Masumiyet'e gelirsek, film 1997 yılında yapılmış. Yönetmeninden uzun uzun bahsettik zaten. Zeki Demirkubuz, aynı zamanda filmin yapımcısı ve senaristi. Diğer filmlerinde olduğu gibi yapımcılığını yine kendi yapmış Masumiyet filminde. Çekimleri İstanbul, Ankara ve İzmir'de çekilen Masumiyet, ağırlıklı olarak İzmir'de geçen bir hikâyeden oluşuyor. Oyuncu kadrosu ise oldukça dikkat çekici: Haluk Bilginer, Derya Alabora ve Güven Kıraç. Derya Alabora, Uğur karakterine can verirken, Uğur'un peşinden giden ve ona aşık olan Bekir karakteri Haluk Bilginer tarafından canlandırılıyor. Yusuf karakterini oynayan isim ise Güven Kıraç.

Senaryoya gelirsek, Yusuf(Güven Kıraç) on yıl hapishanede kalmıştır. Tahliye tarihi geldiği zaman dışarı çıkmak istemediğini talep eder ama bir şekilde özgürlüğüne kavuşur. İzmir'de yaşayan ablası ve eniştesinin yanına gider. Yusuf'un hapse girme sebebi olan ablası ve eniştesi ile birlikte bir akşam evlerinde iken Yusuf burada işi olmadığını anlamıştır. Hapishaneden bir arkadaşının babasının yanına gitmeye karar veren Yusuf, İstanbul'a gitmeden önce kısa bir süreliğini eski bir otele yerleşir. Bu otelde kaldığı henüz ilk gece küçük Çilem ile tanışan Yusuf, aynı gecenin sabahında Çilem'in annesi olan Uğur(Derya Alabora) ve Bekir(Haluk Bilginer) ile tanışır. Bu üçlünün kaderi artık kesişmiş ve farklı bir yola girmiştir.

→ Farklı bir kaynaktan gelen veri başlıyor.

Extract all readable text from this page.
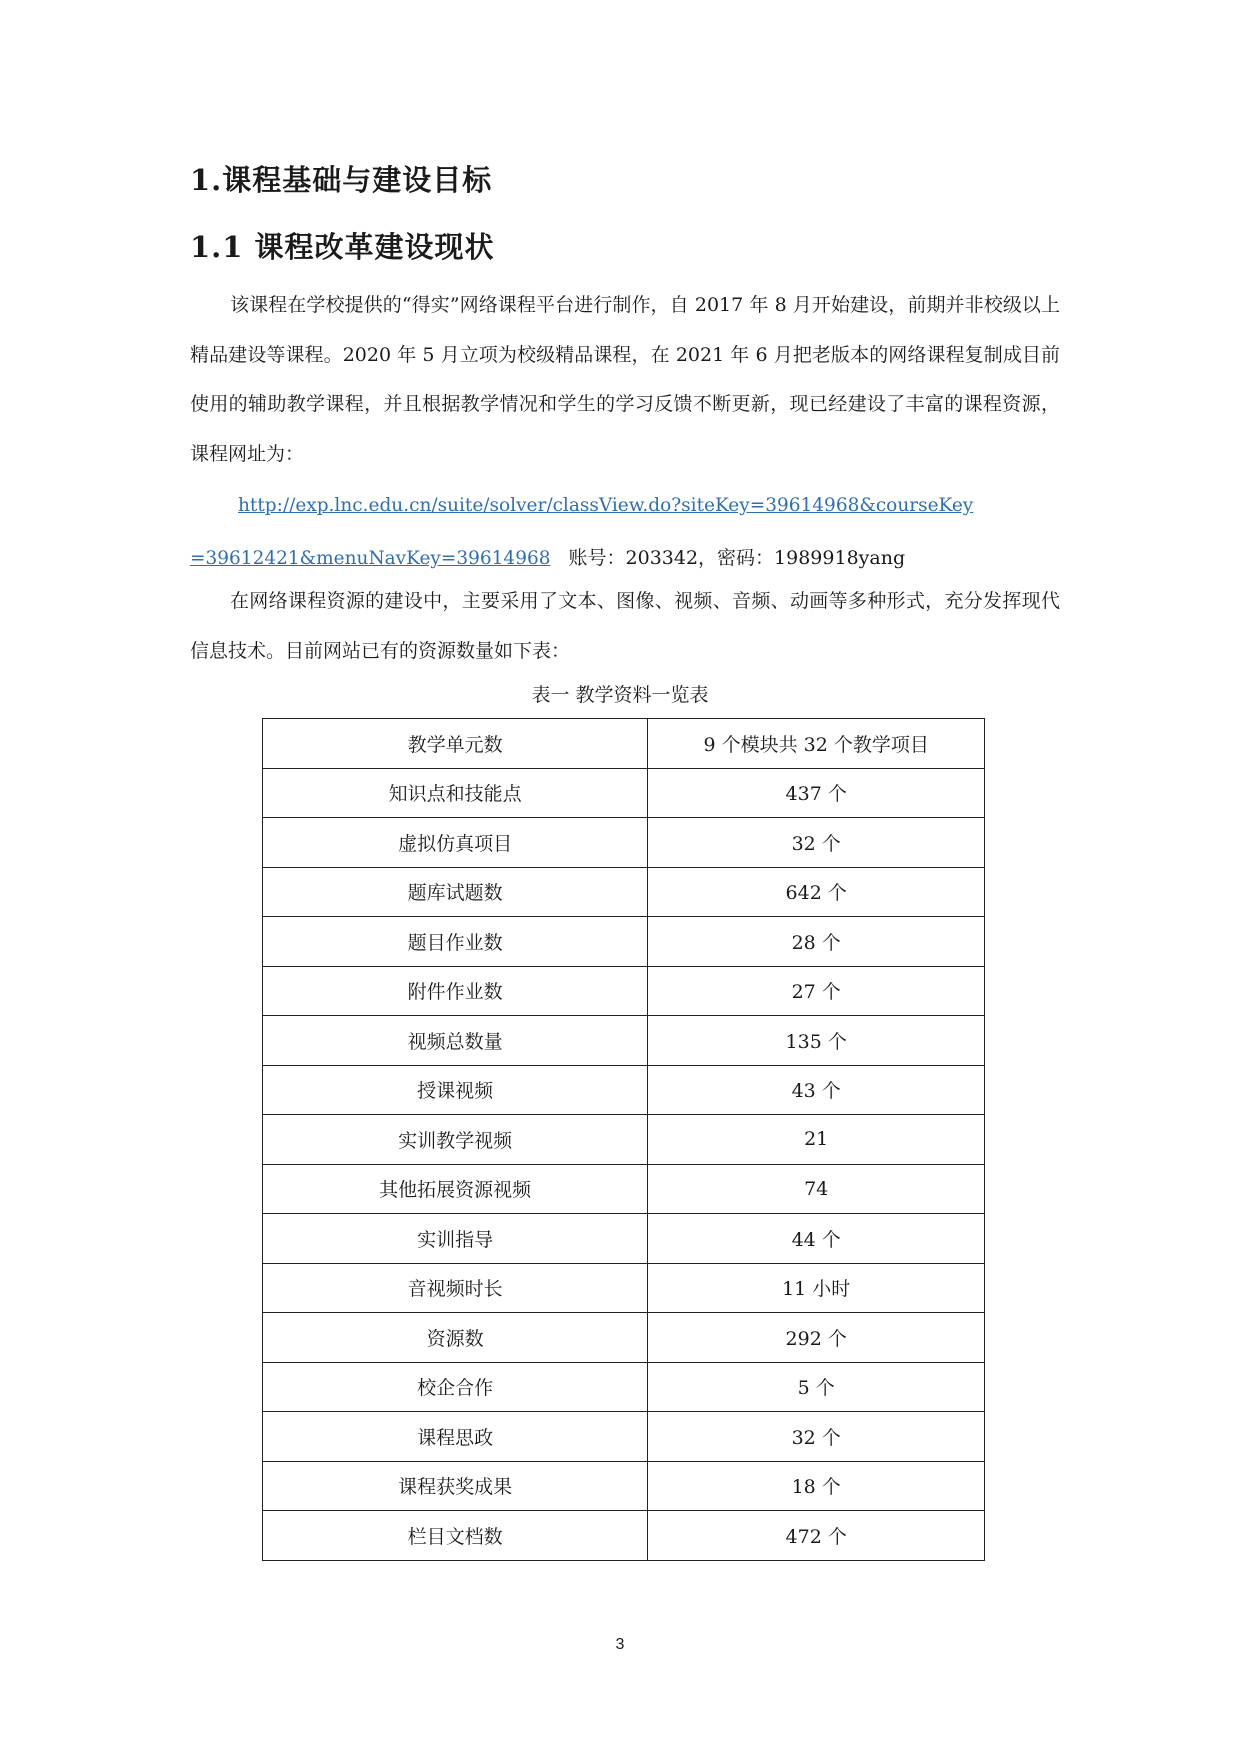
1.课程基础与建设目标
1.1 课程改革建设现状

该课程在学校提供的“得实”网络课程平台进行制作，自 2017 年 8 月开始建设，前期并非校级以上精品建设等课程。2020 年 5 月立项为校级精品课程，在 2021 年 6 月把老版本的网络课程复制成目前使用的辅助教学课程，并且根据教学情况和学生的学习反馈不断更新，现已经建设了丰富的课程资源，课程网址为：

http://exp.lnc.edu.cn/suite/solver/classView.do?siteKey=39614968&courseKey
=39612421&menuNavKey=39614968 账号：203342，密码：1989918yang

在网络课程资源的建设中，主要采用了文本、图像、视频、音频、动画等多种形式，充分发挥现代信息技术。目前网站已有的资源数量如下表：

表一 教学资料一览表

教学单元数	9 个模块共 32 个教学项目
知识点和技能点	437 个
虚拟仿真项目	32 个
题库试题数	642 个
题目作业数	28 个
附件作业数	27 个
视频总数量	135 个
授课视频	43 个
实训教学视频	21
其他拓展资源视频	74
实训指导	44 个
音视频时长	11 小时
资源数	292 个
校企合作	5 个
课程思政	32 个
课程获奖成果	18 个
栏目文档数	472 个

3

Masumiyet ile ilgili aktarılacak çok fazla not var. Öncelikle hikayenin başlangıcından bahsedelim. Zeki Demirkubuz işportacılık yaptığı yıllarda, İstanbul'un kenar semtlerinden birinde bir kızı gözlemlemeye başlar. Hareketlerini, davranışlarını kendi köşesinden seyreder. Bunun üzerinde birkaç sayfadan oluşan bir monolog oluşturur. Mektup tadında bir monolog. Aslında bu monolog Masumiyet filminde yer alan meşhur kır sahnesinde Haluk Bilginer'in Güven Kıraç'a yedi dakikaya yakın anlattığı hikayenin ta kendisidir. Demirkubuz, bu monoloğu yazar ve daha sonra kendi gözlemlerinden, yaşadıklarından bir hikâye oluşturarak, bu monoloğu da  içinde bulunduran bir film haline getirir ve sadece o monologdan bir senaryo çıkarmayı başararak 2006 yılında Masumiyet'in devam filmi olan ve Uğur ile Bekir'in hikâyesinin başlangıcını anlatan Kader filmini çeker. O hikâyeden bahsettiği sahne ile tek kelime ile bir efsane haline gelen Haluk Bilginer ise sadece o sahneyle Masumiyet'e çok farklı bir boyut katar. Hatta sinemaya farklı bir boyut katar.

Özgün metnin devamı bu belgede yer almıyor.